In questo intervento si cercherà di offrire una visione della tensione severa a cui sono sottoposti gli equilibri finanziari mondiali, con particolare attenzione agli Stati Uniti d’America, utilizzando la prospettiva particolare di quanto le riserve auree del Paese sarebbero da valutare in ipotetici scenari di crisi sistemiche.
Compareremo cioè in modo secco, seppure imperfetto e non esaustivo, la riserva aurea degli Usa pari a 8.178 tonnellate di oro fisico ai suoi due maggiori debiti, e cioè il debito pubblico pari oramai (dato il nuovo accordo congressuale) a 33.000 miliardi di dollari e la posizione netta debitoria sull’estero pari a 16.500 miliardi di dollari, paragonando poi i valori che troveremo al valore che si ha attualmente sul mercato dell’oncia d’oro, valevole al giorno del 04 luglio 2023 a 1.925 dollari/oncia; nel caso degli Usa è immediato considerare solo le riserve auree, dato che le altre riserve delle banche centrali sono dollari al 58%, oro e altre valute; ne consegue che gli Usa al di fuori del dollaro hanno solo l’oro come vero asset esterno di garanzia.

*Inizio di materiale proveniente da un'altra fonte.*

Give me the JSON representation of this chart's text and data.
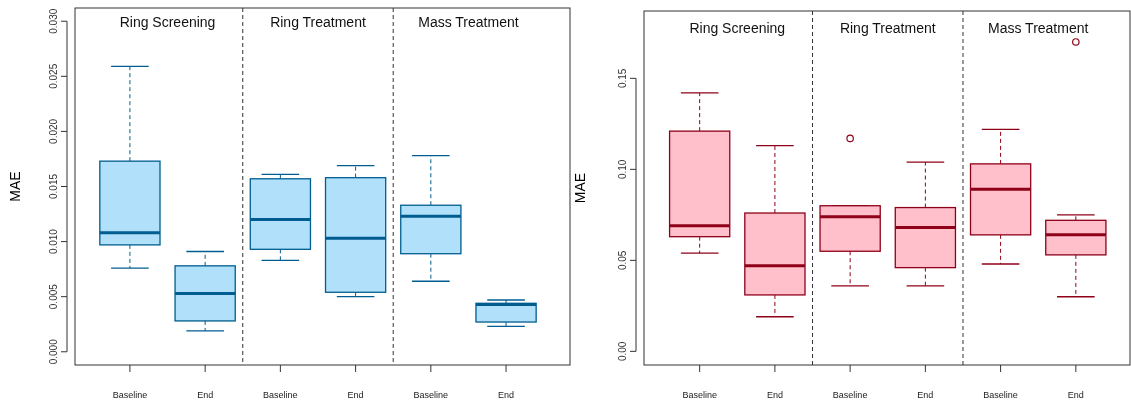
{
  "chart_data": [
    {
      "type": "box",
      "ylabel": "MAE",
      "categories": [
        "Baseline",
        "End",
        "Baseline",
        "End",
        "Baseline",
        "End"
      ],
      "ylim": [
        -0.0012,
        0.0312
      ],
      "yticks": [
        {
          "value": 0,
          "label": "0.000"
        },
        {
          "value": 0.005,
          "label": "0.005"
        },
        {
          "value": 0.01,
          "label": "0.010"
        },
        {
          "value": 0.015,
          "label": "0.015"
        },
        {
          "value": 0.02,
          "label": "0.020"
        },
        {
          "value": 0.025,
          "label": "0.025"
        },
        {
          "value": 0.03,
          "label": "0.030"
        }
      ],
      "annotations": [
        "Ring Screening",
        "Ring Treatment",
        "Mass Treatment"
      ],
      "series": [
        {
          "color": "#b0e0fa",
          "boxes": [
            {
              "low": 0.0076,
              "q1": 0.0097,
              "median": 0.0108,
              "q3": 0.0173,
              "high": 0.0259
            },
            {
              "low": 0.0019,
              "q1": 0.0028,
              "median": 0.0053,
              "q3": 0.0078,
              "high": 0.0091
            },
            {
              "low": 0.0083,
              "q1": 0.0093,
              "median": 0.012,
              "q3": 0.0157,
              "high": 0.0161
            },
            {
              "low": 0.005,
              "q1": 0.0054,
              "median": 0.0103,
              "q3": 0.0158,
              "high": 0.0169
            },
            {
              "low": 0.0064,
              "q1": 0.0089,
              "median": 0.0123,
              "q3": 0.0133,
              "high": 0.0178
            },
            {
              "low": 0.0023,
              "q1": 0.0027,
              "median": 0.0043,
              "q3": 0.0044,
              "high": 0.0047
            }
          ]
        }
      ]
    },
    {
      "type": "box",
      "ylabel": "MAE",
      "categories": [
        "Baseline",
        "End",
        "Baseline",
        "End",
        "Baseline",
        "End"
      ],
      "ylim": [
        -0.0075,
        0.187
      ],
      "yticks": [
        {
          "value": 0,
          "label": "0.00"
        },
        {
          "value": 0.05,
          "label": "0.05"
        },
        {
          "value": 0.1,
          "label": "0.10"
        },
        {
          "value": 0.15,
          "label": "0.15"
        }
      ],
      "annotations": [
        "Ring Screening",
        "Ring Treatment",
        "Mass Treatment"
      ],
      "series": [
        {
          "color": "#ffc0cb",
          "boxes": [
            {
              "low": 0.054,
              "q1": 0.063,
              "median": 0.069,
              "q3": 0.121,
              "high": 0.142
            },
            {
              "low": 0.019,
              "q1": 0.031,
              "median": 0.047,
              "q3": 0.076,
              "high": 0.113
            },
            {
              "low": 0.036,
              "q1": 0.055,
              "median": 0.074,
              "q3": 0.08,
              "high": 0.08,
              "outliers": [
                0.117
              ]
            },
            {
              "low": 0.036,
              "q1": 0.046,
              "median": 0.068,
              "q3": 0.079,
              "high": 0.104
            },
            {
              "low": 0.048,
              "q1": 0.064,
              "median": 0.089,
              "q3": 0.103,
              "high": 0.122
            },
            {
              "low": 0.03,
              "q1": 0.053,
              "median": 0.064,
              "q3": 0.072,
              "high": 0.075,
              "outliers": [
                0.17
              ]
            }
          ]
        }
      ]
    }
  ]
}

I valori che vengono fuori sono strabilianti: se l’oro in riserva alla Fed dovesse essere liquidato per pagare il debito pubblico ne verrebbero fuori i valori di 129.735 dollari/oncia e 4.035,21 dollari al grammo, mentre sul mercato al momento attuale il grammo fisico è scambiato a circa 61,50 dollari. Per le comparazioni sulla posizione netta debitoria esterna, avremmo 64.867,50 dollari/oncia, e 2.017 dollari per il grammo.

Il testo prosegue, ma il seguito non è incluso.